You can either use a single color or multiple colors. When using multiple colors, either divide the dyes as in a pie chart or randomly sprinkle dye powder as you go. The color charts below will help you understand how the colors will blend. I prefer to have the dye color show in a large triangle in a pie chart lay-out and use colors that will allow a pleasant blend of colors where they overlap.
When steaming, use a spoon or chop-stick to periodically push the fiber around to further blend the colors as desired. Also add more water periodically to prevent the pot from going dry. I sometimes pour the water through the top of the fiber to help blend colors. Steam for about 45 minutes.
If you steam roving, work the fiber a bit less. You also can dye yarn this way either in the skein or the ball. A ball wound on a ball winder is more open at the center, allowing more dye to saturate the yarn.

·       Another variation on steam dyeing is to squirt liquid dye (Jacquard Acid Dye mixed in water) over the layers of fiber/yarn/roving. Use the same pie chart technique to divide the colors into 2, 3 or more colors. The liquid dye disburses throughout the fiber more than the powdered dye and you will get more color blending. I use the squeeze bottles listed under equipment, #5.

MICROWAVE

This is fast and works well especially for roving since you don’t work the fiber much.

1.      Lay down several long sheets of plastic wrap. Make sure they overlap well so the dye doesn’t leak out between the seams.

2.    Put your fiber on top of the plastic wrap. Roving & yarn can be placed along the length of the plastic wrap so you get distinct stripes with the dyes.

3.     Sprinkle with powdered dye or liquid dye.

4.     Fold the long sides over the fiber first. Then, roll the plastic from one long end to the other as if you were making a cinnamon roll.

5.    Place the plastic wrapped package in a microwave safe bowl (used only for dyeing) and place in a microwave. I also have a microwave that I use ONLY for dyeing.

6.     Set the microwave on high for 2 minutes and cook. Let it sit for 2 minutes (rest) then cook for 2 more minutes. Repeat until it has cooked for 6 minutes and rested for 6 minutes.
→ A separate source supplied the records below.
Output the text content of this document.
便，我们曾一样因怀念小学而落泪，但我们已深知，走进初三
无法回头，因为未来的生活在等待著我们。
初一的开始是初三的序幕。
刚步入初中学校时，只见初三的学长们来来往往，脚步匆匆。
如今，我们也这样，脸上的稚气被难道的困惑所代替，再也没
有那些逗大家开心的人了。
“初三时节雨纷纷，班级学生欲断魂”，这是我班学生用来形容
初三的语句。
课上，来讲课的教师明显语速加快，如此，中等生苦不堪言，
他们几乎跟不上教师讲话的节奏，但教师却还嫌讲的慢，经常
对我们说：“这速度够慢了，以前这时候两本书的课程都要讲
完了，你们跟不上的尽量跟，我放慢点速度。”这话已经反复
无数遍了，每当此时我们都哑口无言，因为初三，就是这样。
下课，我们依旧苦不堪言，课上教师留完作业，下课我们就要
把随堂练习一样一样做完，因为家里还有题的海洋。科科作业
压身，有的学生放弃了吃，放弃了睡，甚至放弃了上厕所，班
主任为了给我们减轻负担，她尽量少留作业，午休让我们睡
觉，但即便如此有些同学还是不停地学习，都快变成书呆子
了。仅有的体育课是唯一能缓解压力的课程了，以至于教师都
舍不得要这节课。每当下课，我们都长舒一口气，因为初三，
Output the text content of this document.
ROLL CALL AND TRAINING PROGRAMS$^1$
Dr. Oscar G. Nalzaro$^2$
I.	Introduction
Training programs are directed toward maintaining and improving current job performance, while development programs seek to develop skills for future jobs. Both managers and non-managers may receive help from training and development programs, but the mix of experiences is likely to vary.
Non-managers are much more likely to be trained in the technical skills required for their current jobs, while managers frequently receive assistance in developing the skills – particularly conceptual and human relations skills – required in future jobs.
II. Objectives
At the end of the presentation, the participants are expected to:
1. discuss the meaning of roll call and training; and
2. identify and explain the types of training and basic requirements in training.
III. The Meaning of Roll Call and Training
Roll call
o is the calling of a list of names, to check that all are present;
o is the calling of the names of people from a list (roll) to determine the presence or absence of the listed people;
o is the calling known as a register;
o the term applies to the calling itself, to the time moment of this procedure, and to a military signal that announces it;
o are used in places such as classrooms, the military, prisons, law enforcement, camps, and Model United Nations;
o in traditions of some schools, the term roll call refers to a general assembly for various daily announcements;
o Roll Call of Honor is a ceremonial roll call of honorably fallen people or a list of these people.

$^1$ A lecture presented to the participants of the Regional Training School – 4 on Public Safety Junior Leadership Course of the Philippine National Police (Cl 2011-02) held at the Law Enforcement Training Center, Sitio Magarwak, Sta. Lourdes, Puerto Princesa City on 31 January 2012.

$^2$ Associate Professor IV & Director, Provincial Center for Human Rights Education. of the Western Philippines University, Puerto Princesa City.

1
7.     Your dye will not exhaust with this method. Left over dye in the bottom of the dish can be used to dye more fiber.

 WRAP UP

Whatever your method, wet the fiber first for the most color saturation, and don’t forget to use vinegar and adequate heat to set the color.

 

AFTER DYEING - Always wash the fiber well to remove any remaining dye residue. This will also remove all remaining dirt (if the fiber was dyed raw) and eliminate dye bleed in the fiber. The fiber can be washed immediately after dyeing. No need to let it dry before washing.